I recently weighed myself and I am exactly the weight I was 13 years ago when I first went to Weight Watchers. I remember that day well. I was 17 and finally facing my unhealthy eating and living habits. Over the course of about 6 months, I lost more than 50 pounds (and ended up at an unhealthily low weight). However, in that time my eating and living habits didn't really end, they just changed. My pant size was smaller, but I still had the same issues. My problem was idolatry, not my weight. Now, 13 years and 4 babies later, I am the "same" size but I feel, and am, completely different. It has taken gaining and losing 40+ pounds going on four times to start actually feeling comfortable in my body, whatever the size.
I have warred with my body my whole life. No matter the size, I have picked it apart and critiqued it ruthlessly. Even when I was at my lowest weight, I was obsessively worried about "chin fat." I have hurt my body because it wasn't doing the "right" thing. I was trying to attain my worth through my appearance, not through my actual worth through Jesus. I both hated and loved food, and ate because of my feelings (good or bad) or because of some "points" on my chart for the day. It's taken me a long time to learn to eat because I'm hungry.

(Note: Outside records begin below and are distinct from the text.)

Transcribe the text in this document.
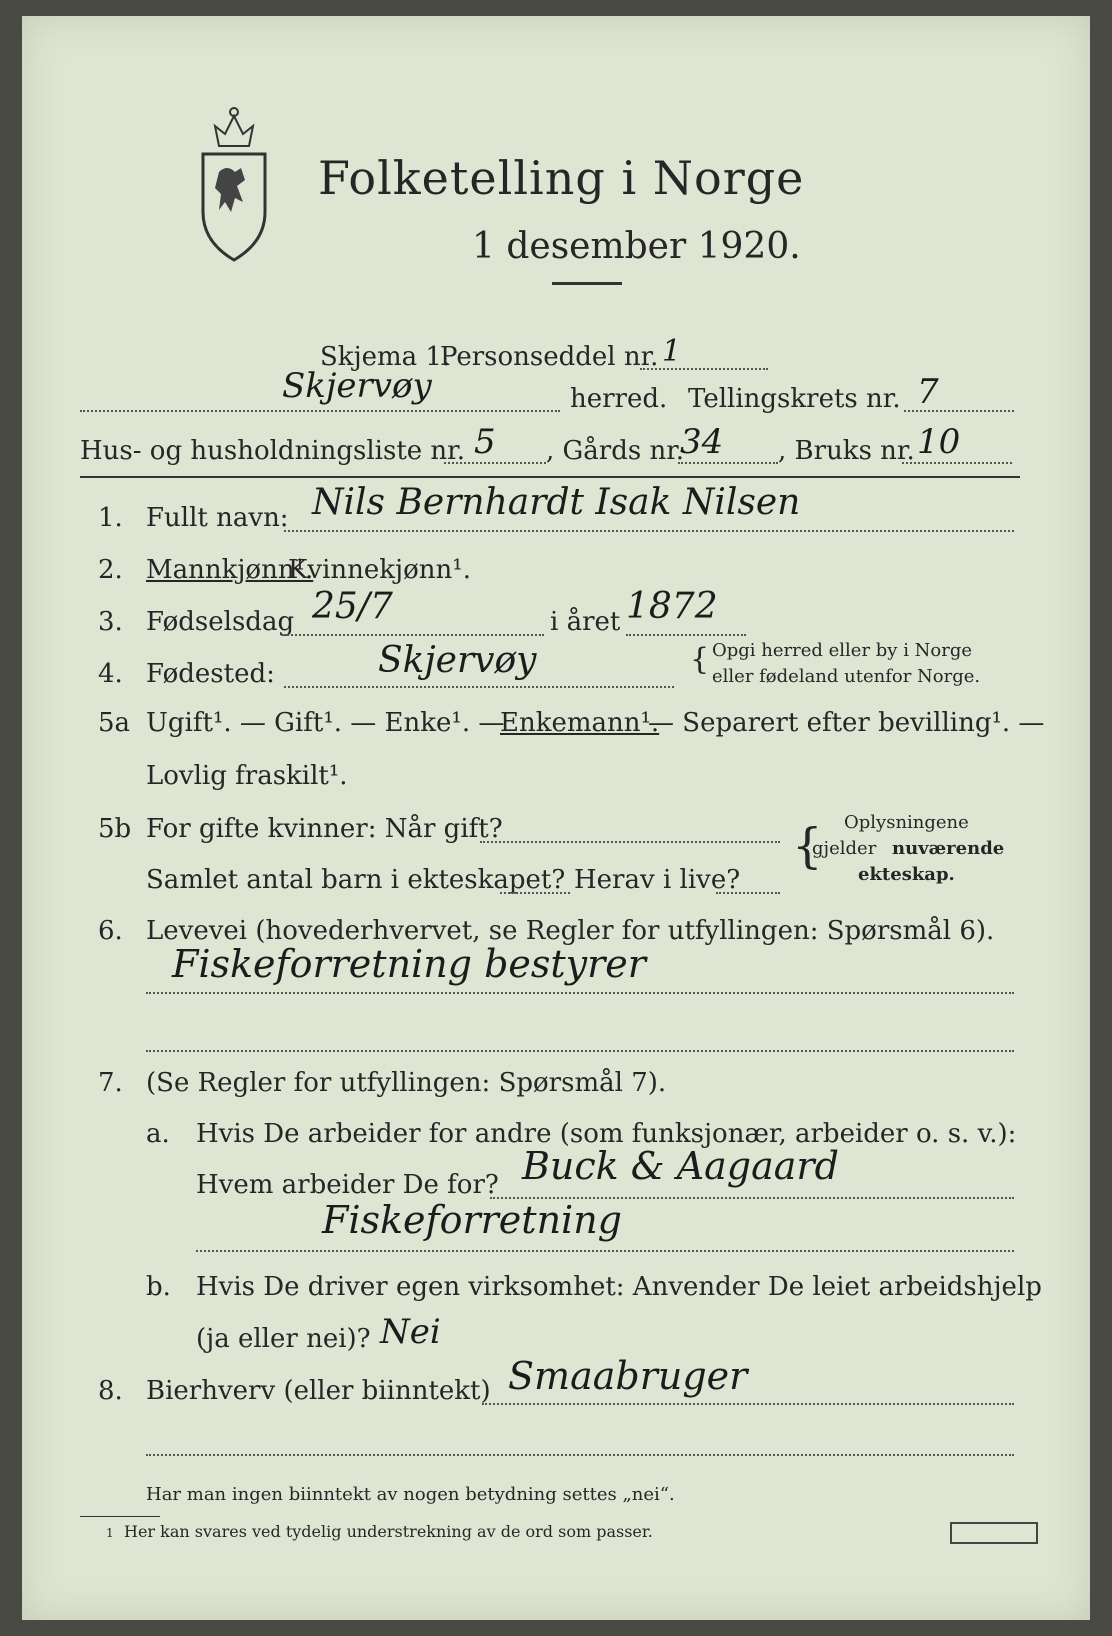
Folketelling i Norge
1 desember 1920.
Skjema 1.
Personseddel nr. 1
Skjervøy	herred. Tellingskrets nr. 7
Hus- og husholdningsliste nr. 5 , Gårds nr.
34 , Bruks nr. 10
1. Fullt navn: Nils Bernhardt Isak Nilsen
2. Mannkjønn¹.
Kvinnekjønn¹.
3. Fødselsdag 25/7	i året 1872
4. Fødested:	Skjervøy	{ Opgi herred eller by i Norge
eller fødeland utenfor Norge.
5a Ugift¹. — Gift¹. — Enke¹. —
Enkemann¹.
— Separert efter bevilling¹. —
Lovlig fraskilt¹.
5b For gifte kvinner: Når gift?
Samlet antal barn i ekteskapet? Herav i live?
{ Oplysningene
gjelder nuværende
ekteskap.
6. Levevei (hovederhvervet, se Regler for utfyllingen: Spørsmål 6).
Fiskeforretning bestyrer
7. (Se Regler for utfyllingen: Spørsmål 7).
a. Hvis De arbeider for andre (som funksjonær, arbeider o. s. v.):
Hvem arbeider De for? Buck & Aagaard
Fiskeforretning
b. Hvis De driver egen virksomhet: Anvender De leiet arbeidshjelp
(ja eller nei)? Nei
8. Bierhverv (eller biinntekt) Smaabruger
Har man ingen biinntekt av nogen betydning settes „nei“.
1 Her kan svares ved tydelig understrekning av de ord som passer.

It's so easy to get caught up in the numbers and feel down on myself because of what the scale says. But it's about much more than a number. That number doesn't have to mean what it meant in high school. Instead it means that I've borne a beautiful baby and now I get to learn how to love food and treat my body well. Maybe (hopefully) that number will go down, but for now I don't have to obsess about it like I once did. I am worth more than a number. I am worthy because of Jesus.